As the COVID-19 pandemic rages on in the U.S., a new study indicates that younger adults were driving most of the spread last year.
Since February, when the virus spread picked up in the U.S., through October, adults aged 20 to 49 likely caused 76% of new transmissions, researchers at Imperial College in London estimated based on cell phone location data from more than 10 million Americans and case rates from around the country.
The older end of that age group, those aged 35 to 49, drove slightly more of the spread, an estimated 41%. Just below that were people between the ages of 20 to 34, who were responsible for about 35%.
"Over time, the share of age groups among reported deaths has been remarkably constant, suggesting that young adults are unlikely to have been the primary source of resurgent epidemics since summer 2020, and that instead changes in mobility and behavior among the broader group of adults aged 20-49 underlie resurgent COVID-19 in the US in 2020," the researchers wrote in the study, published in the journal Science.
Meanwhile, people aged 50 to 64 accounted for 15% of the spread, and children and teens just 6%. The study data includes when students were still all in school, before most states moved to stay-at-home orders in March, the months when they were closed, and the restart of in-person classes for many children that fall. Children are typically major spreaders of viruses like the flu, but when they went back to school — with most areas requiring masks and reduced class sizes — they did not appear to cause a rise in COVID-19 transmission. A recent study from the Centers for Disease Control similarly found that in-person school is not driving the spread.

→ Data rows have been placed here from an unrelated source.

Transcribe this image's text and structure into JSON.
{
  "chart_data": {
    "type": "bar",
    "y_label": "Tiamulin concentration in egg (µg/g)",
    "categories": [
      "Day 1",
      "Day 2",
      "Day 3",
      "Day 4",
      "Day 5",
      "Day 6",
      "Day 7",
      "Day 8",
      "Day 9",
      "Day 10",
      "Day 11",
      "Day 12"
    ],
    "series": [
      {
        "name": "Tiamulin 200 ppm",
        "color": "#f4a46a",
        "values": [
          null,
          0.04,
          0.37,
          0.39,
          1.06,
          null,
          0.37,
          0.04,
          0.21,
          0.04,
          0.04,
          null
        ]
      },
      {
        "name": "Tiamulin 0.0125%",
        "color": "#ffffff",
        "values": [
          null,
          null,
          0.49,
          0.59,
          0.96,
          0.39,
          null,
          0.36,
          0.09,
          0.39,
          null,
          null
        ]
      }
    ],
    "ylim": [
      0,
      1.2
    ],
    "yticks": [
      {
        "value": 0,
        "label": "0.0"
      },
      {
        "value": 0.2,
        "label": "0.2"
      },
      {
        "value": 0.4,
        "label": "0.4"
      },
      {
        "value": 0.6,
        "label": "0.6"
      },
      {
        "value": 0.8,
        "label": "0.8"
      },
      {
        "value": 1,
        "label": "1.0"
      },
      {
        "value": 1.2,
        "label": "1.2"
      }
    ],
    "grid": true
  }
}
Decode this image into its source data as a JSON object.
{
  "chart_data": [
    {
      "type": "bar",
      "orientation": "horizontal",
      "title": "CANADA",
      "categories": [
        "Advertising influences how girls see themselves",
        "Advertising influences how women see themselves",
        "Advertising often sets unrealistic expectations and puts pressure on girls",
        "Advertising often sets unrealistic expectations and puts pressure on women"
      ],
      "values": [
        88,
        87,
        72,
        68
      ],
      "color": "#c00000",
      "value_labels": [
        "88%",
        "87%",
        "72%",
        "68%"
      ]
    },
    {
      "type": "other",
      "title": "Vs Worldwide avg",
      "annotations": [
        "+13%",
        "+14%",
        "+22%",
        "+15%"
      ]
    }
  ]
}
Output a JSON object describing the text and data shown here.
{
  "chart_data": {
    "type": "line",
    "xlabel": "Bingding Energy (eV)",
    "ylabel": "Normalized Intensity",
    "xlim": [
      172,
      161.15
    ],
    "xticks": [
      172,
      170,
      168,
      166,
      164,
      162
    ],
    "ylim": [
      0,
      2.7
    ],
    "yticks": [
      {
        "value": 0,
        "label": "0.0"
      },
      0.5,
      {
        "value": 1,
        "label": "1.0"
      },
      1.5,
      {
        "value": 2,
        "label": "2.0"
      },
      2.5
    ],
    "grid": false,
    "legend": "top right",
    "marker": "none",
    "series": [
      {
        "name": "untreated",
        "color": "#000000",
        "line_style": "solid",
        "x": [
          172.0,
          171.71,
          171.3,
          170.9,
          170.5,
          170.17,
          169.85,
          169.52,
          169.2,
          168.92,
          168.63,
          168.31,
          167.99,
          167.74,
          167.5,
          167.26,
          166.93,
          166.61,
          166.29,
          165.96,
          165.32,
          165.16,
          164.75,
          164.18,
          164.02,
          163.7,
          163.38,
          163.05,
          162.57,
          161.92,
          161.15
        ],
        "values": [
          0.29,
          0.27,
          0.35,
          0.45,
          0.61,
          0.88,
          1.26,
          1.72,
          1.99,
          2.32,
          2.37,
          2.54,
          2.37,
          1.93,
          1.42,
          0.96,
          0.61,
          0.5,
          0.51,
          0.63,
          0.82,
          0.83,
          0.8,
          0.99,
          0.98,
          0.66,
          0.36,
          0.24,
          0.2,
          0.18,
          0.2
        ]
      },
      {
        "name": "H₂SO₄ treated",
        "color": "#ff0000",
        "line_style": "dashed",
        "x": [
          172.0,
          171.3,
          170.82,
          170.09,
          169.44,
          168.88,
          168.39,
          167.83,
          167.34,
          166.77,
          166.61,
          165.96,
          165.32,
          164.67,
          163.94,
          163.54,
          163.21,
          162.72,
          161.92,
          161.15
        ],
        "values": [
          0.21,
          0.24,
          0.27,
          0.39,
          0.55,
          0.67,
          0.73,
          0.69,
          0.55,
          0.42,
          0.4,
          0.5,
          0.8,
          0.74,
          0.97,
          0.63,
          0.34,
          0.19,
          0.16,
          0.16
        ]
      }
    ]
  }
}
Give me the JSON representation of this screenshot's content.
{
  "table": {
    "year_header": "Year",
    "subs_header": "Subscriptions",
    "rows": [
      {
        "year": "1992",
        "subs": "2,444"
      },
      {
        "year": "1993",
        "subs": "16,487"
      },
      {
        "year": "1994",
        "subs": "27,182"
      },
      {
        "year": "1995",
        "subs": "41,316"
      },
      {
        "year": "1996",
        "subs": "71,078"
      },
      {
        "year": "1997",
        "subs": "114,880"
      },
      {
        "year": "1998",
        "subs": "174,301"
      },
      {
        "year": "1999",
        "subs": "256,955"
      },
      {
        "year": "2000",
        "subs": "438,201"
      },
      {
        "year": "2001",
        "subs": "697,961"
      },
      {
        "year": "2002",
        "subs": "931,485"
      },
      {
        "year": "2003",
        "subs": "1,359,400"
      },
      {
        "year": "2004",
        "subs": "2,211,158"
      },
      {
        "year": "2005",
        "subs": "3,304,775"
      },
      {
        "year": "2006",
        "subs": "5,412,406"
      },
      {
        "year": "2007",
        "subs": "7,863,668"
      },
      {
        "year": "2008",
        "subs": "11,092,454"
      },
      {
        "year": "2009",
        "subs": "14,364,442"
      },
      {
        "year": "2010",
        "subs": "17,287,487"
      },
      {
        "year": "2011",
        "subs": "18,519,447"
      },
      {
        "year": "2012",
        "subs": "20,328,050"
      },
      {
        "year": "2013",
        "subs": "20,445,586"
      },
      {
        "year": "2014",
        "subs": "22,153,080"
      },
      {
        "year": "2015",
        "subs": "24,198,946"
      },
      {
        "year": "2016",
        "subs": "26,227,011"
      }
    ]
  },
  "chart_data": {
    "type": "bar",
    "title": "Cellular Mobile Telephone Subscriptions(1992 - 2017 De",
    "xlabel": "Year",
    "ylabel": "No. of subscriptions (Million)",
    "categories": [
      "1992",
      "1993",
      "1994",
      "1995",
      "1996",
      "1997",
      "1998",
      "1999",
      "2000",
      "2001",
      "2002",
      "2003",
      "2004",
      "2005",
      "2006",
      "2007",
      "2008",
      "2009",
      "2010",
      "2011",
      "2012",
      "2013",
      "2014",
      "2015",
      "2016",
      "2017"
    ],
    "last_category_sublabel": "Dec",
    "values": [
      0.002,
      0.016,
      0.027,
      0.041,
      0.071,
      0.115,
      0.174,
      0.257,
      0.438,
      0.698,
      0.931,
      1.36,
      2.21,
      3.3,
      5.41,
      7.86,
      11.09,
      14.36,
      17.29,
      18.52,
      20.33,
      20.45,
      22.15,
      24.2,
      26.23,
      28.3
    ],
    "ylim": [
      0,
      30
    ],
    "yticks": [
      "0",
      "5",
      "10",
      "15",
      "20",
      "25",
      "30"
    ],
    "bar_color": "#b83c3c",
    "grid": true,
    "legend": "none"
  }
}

"Unlike pandemic flu, these adults accounted after school reopening in October 2020 for an estimated 72.2% of SARS-CoV-2 infections in the US locations considered, whereas less than 5% originated from children aged 0-9 and less than 10% from teens aged 10-19."
Based on their findings, the researchers say that transmission would go down in the U.S. if the 20- to 49-year-old age group is prioritized for vaccinations.
"This study indicates that in locations where novel highly transmissible SARS-CoV-2 lineages have not yet established, additional interventions among adults aged 20-49, such as mass vaccination with transmission-blocking vaccines, could bring resurgent COVID-19 epidemics under control and avert deaths," they added.
Currently, that age group is the lowest priority for vaccination in most states in the U.S. unless they are frontline health care workers or teachers. Some areas, like New York, are now opening up their vaccine eligibility to occupations that may overlap with that age group, like grocery store workers, police and, as of Wednesday, restaurant workers. They may also be able to get the vaccine if they have preexisting conditions in places like New Jersey, where people with cancer, diabetes, heart diseases, obesity and smokers are now eligible.
As of Feb. 3, more than 27,154,950 Americans have received at least one dose of either Pfizer or Moderna's COVID-19 vaccine, and 6,436,931 people have been fully vaccinated with two doses.